Family Portraits

Family Portraits
Titre original:Family Portraits
Réalisateur:Douglas Buck
Sortie:Cinéma
Durée:104 minutes
Date:04 octobre 2006
Note:
Trois histoires de famille:
Dans Cutting Moments, une mère de famille se mutile pour attirer l'attention de son mari, qui paraît plus intéressé par leur jeune fils.
Home est l'histoire d'un homme qui tente par tous les moyens d'être à la hauteur des valeurs morales de son père, quitte à tomber dans l'extrémisme religieux et le châtiment corporel.
Et Prologue conte le retour d'une jeune femme chez elle, un an après avoir été violée et sauvagement mutilée.

Critique de Tootpadu

Le réalisateur de ce triptyque indépendant a beau se réclamer d'Ingmar Bergman et d'Andreï Tarkovski à longueur de dossier de presse, le cinéaste avec lequel le rapport de parenté nous semble le plus évident est pourtant le David Cronenberg des années 1970 et '80. Il manque certes la dimension fantastique du metteur en scène canadien, mais l'essentiel, un ton fortement malaisant et alimenté par des pulsions gores et sanguinaires, est sauf. Le portrait que Douglas Buck dresse de la famille américaine moyenne est en effet des plus monstrueux, un condensé tendancieux de la souffrance humaine et du surgissement cruel de sentiments trop longtemps refoulés.
Ce qui choque le plus dans ce mouvement cyclique de l'auto-mutilation et d'une vie terne et malheureuse, ce ne sont pas tellement les bains de sang ou l'assouvissement de tendances pédophiles. Le point sur lequel Buck paraît insister outre mesure, c'est l'effacement de la femme, une créature fortement névrosée et soumise volontairement au pouvoir de son mari malfaisant. Et cette position avilissante de la part des femmes, et l'absence d'une entité régulatrice dans le dysfonctionnement criminel des familles enlèvent beaucoup de la crédibilité du discours de Douglas Buck. De même, les issues outrancières choisies pour les deux premières histoires poussent celles-ci dans le domaine du fait divers extrême ou, pire encore, de la fiction gore et traumatisante sans raison valable.

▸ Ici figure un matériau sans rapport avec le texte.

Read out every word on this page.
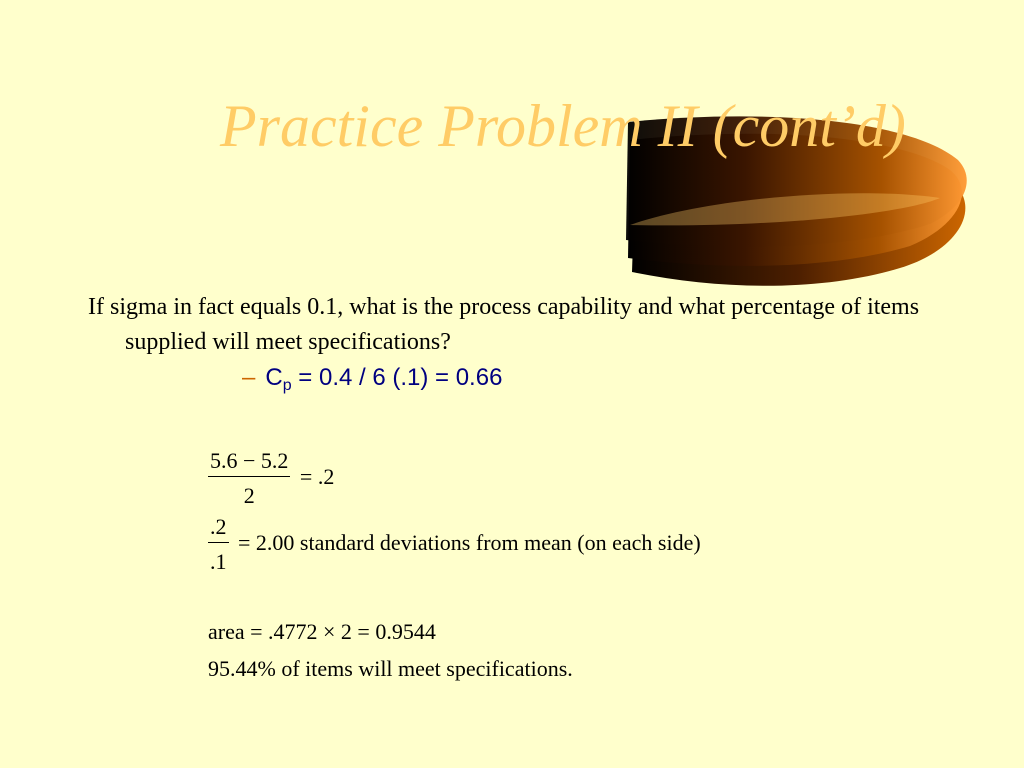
Practice Problem II (cont’d)
If sigma in fact equals 0.1, what is the process capability and what percentage of items supplied will meet specifications?
– $C_p = 0.4 / 6$ (.1) = 0.66
$\frac{5.6 - 5.2}{2} = .2$
$\frac{.2}{.1} = 2.00$ standard deviations from mean (on each side)
area = .4772 × 2 = 0.9544
95.44% of items will meet specifications.
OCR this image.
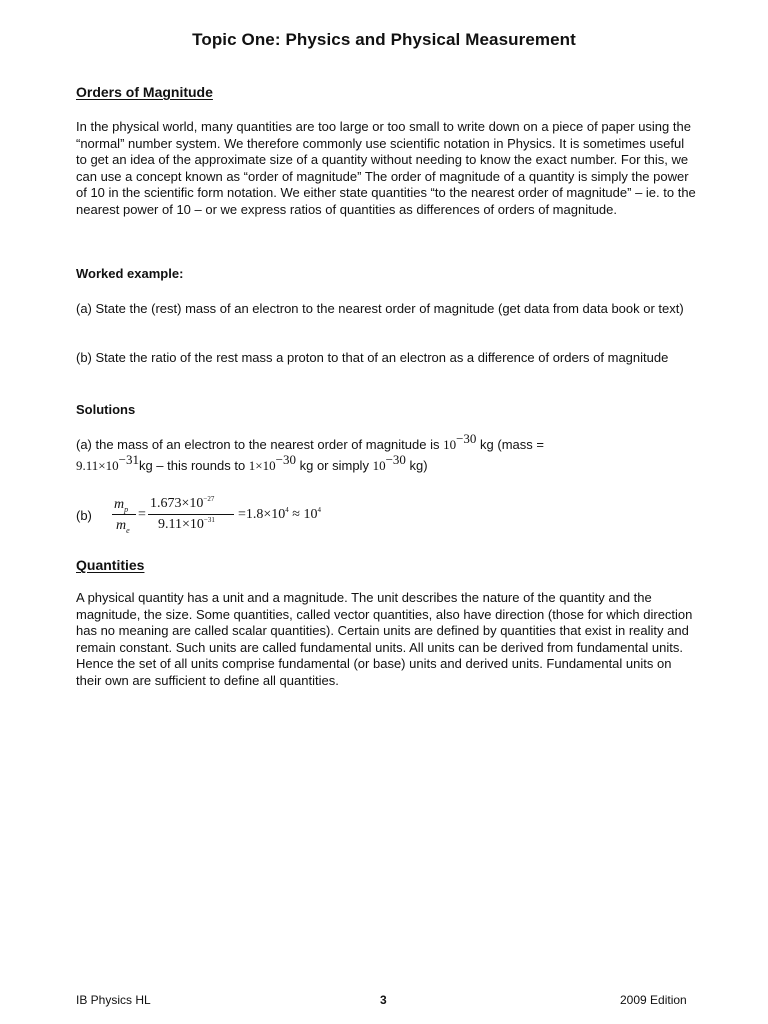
Topic One: Physics and Physical Measurement
Orders of Magnitude
In the physical world, many quantities are too large or too small to write down on a piece of paper using the “normal” number system. We therefore commonly use scientific notation in Physics. It is sometimes useful to get an idea of the approximate size of a quantity without needing to know the exact number. For this, we can use a concept known as “order of magnitude” The order of magnitude of a quantity is simply the power of 10 in the scientific form notation. We either state quantities “to the nearest order of magnitude” – ie. to the nearest power of 10 – or we express ratios of quantities as differences of orders of magnitude.
Worked example:
(a) State the (rest) mass of an electron to the nearest order of magnitude (get data from data book or text)
(b) State the ratio of the rest mass a proton to that of an electron as a difference of orders of magnitude
Solutions
(a) the mass of an electron to the nearest order of magnitude is $10^{-30}$ kg (mass =
$9.11\times 10^{-31}kg$ – this rounds to $1\times 10^{-30}$ kg or simply $10^{-30}$ kg)
(b)
$m_p$
$m_e$
=
$1.673\times 10^{-27}$
$9.11\times 10^{-31} =1.8\times 10^4 \approx 10^4$
Quantities
A physical quantity has a unit and a magnitude. The unit describes the nature of the quantity and the magnitude, the size. Some quantities, called vector quantities, also have direction (those for which direction has no meaning are called scalar quantities). Certain units are defined by quantities that exist in reality and remain constant. Such units are called fundamental units. All units can be derived from fundamental units. Hence the set of all units comprise fundamental (or base) units and derived units. Fundamental units on their own are sufficient to define all quantities.
IB Physics HL	3	2009 Edition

Produits au cours de huit ans, ces trois courts-métrages à la thématique commune portent d'une façon saisissante témoignage de la progression de leur réalisateur. Alors que Cutting Moments peut être considéré comme une variation mineure sur la figure de la mutilation dans The Big Shave de Martin Scorsese, Home démontre une sophistication supplémentaire dans la description des névroses de la banlieue. Ces deux histoires sont certes fortement ancrées dans l'amateurisme cinématographique, avec leur son déplorable et leur narration approximative. Mais rien que la composition des plans, avec ces personnages poussés jusqu'à l'extrémité du cadre, laisse deviner une réflexion cinématographique prometteuse.

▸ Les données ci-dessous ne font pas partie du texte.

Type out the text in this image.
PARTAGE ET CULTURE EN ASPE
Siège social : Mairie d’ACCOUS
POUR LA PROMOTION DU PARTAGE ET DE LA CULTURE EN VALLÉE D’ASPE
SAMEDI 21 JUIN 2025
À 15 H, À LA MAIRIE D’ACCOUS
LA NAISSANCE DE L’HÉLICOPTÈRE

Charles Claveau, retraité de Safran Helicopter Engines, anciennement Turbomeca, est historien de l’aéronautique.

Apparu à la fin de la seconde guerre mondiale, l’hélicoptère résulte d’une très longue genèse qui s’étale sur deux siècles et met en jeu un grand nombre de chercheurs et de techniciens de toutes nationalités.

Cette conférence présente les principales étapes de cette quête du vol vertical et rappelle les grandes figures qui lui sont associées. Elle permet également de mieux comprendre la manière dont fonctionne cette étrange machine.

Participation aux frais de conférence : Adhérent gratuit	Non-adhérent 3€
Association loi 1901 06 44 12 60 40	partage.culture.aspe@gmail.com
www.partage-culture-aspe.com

En guise de récompense pour nous remercier d'avoir stoïquement subi les écarts des deux premières ébauches, Prologue est d'une facture encore plus affirmée. C'est ici que le lien avec Cronenberg ou De beaux lendemains d'Atom Egoyan apparait le plus clairement. Grâce à une histoire plus complexe que les rages meurtrières antérieures, le malaise s'enracine encore plus durablement en nous. De quoi attendre avec un brin d'impatience le premier long-métrage de Douglas Buck, le remake des Sisters de Brian De Palma.